Privacy-preserving voice protection approaches primarily suppress privacy-related information derived from paralinguistic attributes while preserving the linguistic content. Existing solutions focus on single-speaker scenarios. However, they lack practicality for real-world applications, i.e., multi-speaker scenarios. In this paper, we present an initial attempt to provide a multi-speaker anonymization benchmark by defining the task and evaluation protocol, proposing benchmarking solutions, and discussing the privacy leakage of overlapping conversations. Specifically, ideal multi-speaker anonymization should preserve the number of speakers and the turn-taking structure of the conversation, ensuring accurate context conveyance while maintaining privacy.

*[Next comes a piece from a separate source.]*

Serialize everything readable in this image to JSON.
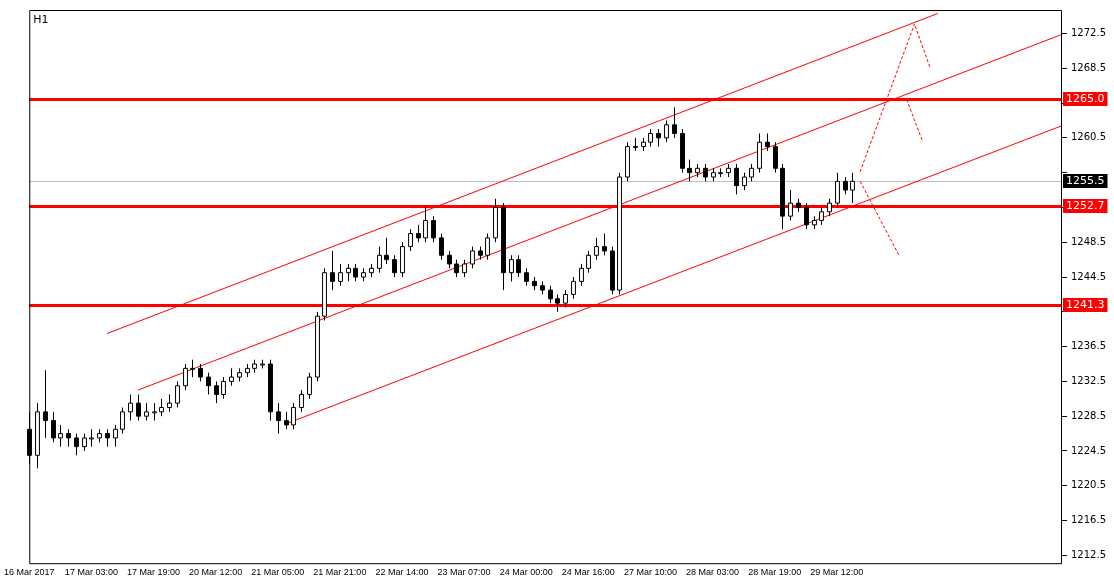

To achieve that, a cascaded system uses speaker diarization to aggregate the speech of each speaker and speaker anonymization to conceal speaker privacy and preserve speech content. Additionally, we propose two conversation-level speaker vector anonymization methods to improve the utility further. Both methods aim to make the original and corresponding pseudo-speaker identities of each speaker unlinkable while preserving or even improving the distinguishability among pseudo-speakers in a conversation. The first method minimizes the differential similarity across speaker pairs in the original and anonymized conversations to maintain original speaker relationships in the anonymized version. The other method minimizes the aggregated similarity across anonymized speakers to achieve better differentiation between speakers. Experiments conducted on both non-overlap simulated and real-world datasets demonstrate the effectiveness of the multi-speaker anonymization system with the proposed speaker anonymizers. Additionally, we analyzed overlapping speech regarding privacy leakage and provide potential solutions.

7/9/2024